The setlist keeps hitting hard: “God Terror”, “Specular Reflection”, “Extremophile Elite”… each song more punishing, intricate, and absurdly fun than the last. Paul Waggoner’s guitar lines slice like lasers, Dan Briggs’ bass reverberates through your chest, Blake Richardson’s drumming pounds like artillery, and Tommy Rogers’ vocals soar and scream with perfect emotional chaos.

The encore doesn’t disappoint: “The Blue Nowhere” and “Informal Gluttony” hit with full force. The crowd screams along, sweat-soaked and delirious. Bodies fly, the floor shakes, and the energy peaks like a tidal wave of pure, unhinged joy.

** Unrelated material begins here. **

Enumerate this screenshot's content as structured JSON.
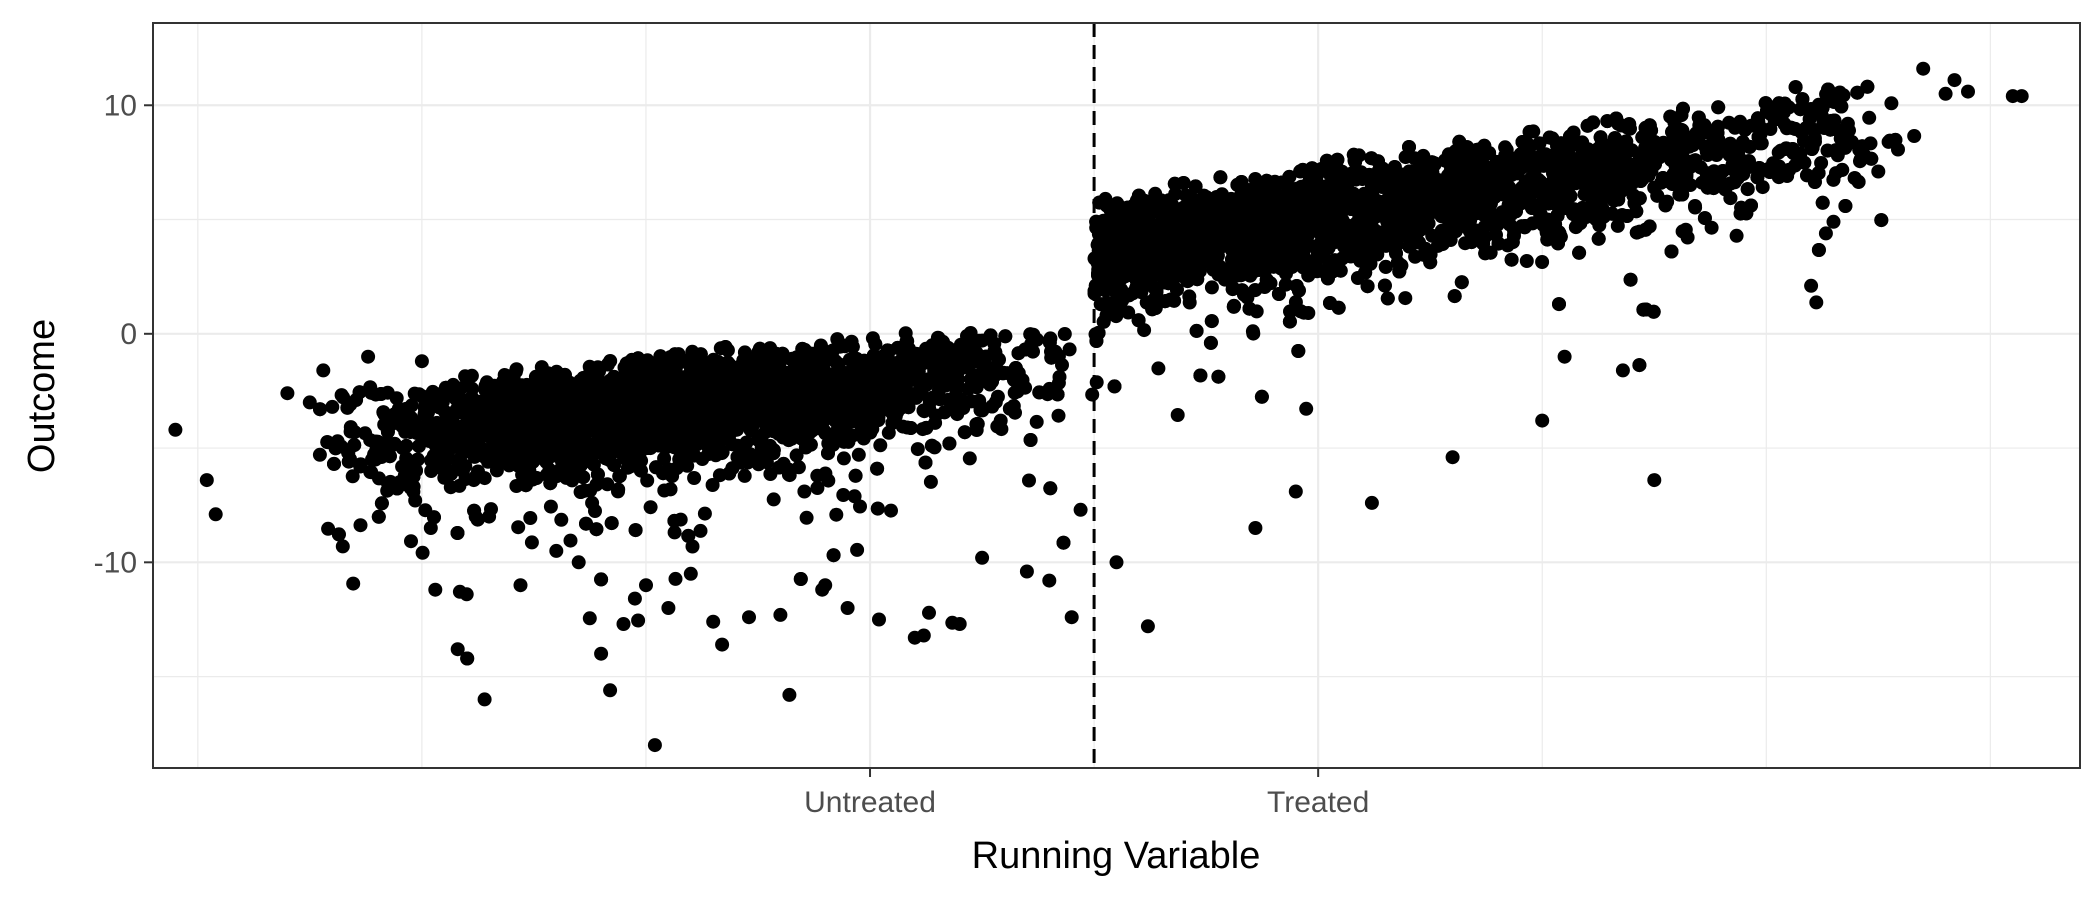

Check out the Between the Buried and Me concert photos below:
By the final note, everyone is exhausted, sticky, exhilarated, and grinning like maniacs. Between the Buried and Me proved once again why they’ve been at the forefront of progressive metal for 25 years: technically insane, emotionally raw, and live shows that are a full-contact, full-throttle experience. And somewhere in the crowd, that banana will forever reign as the unsung hero of the night.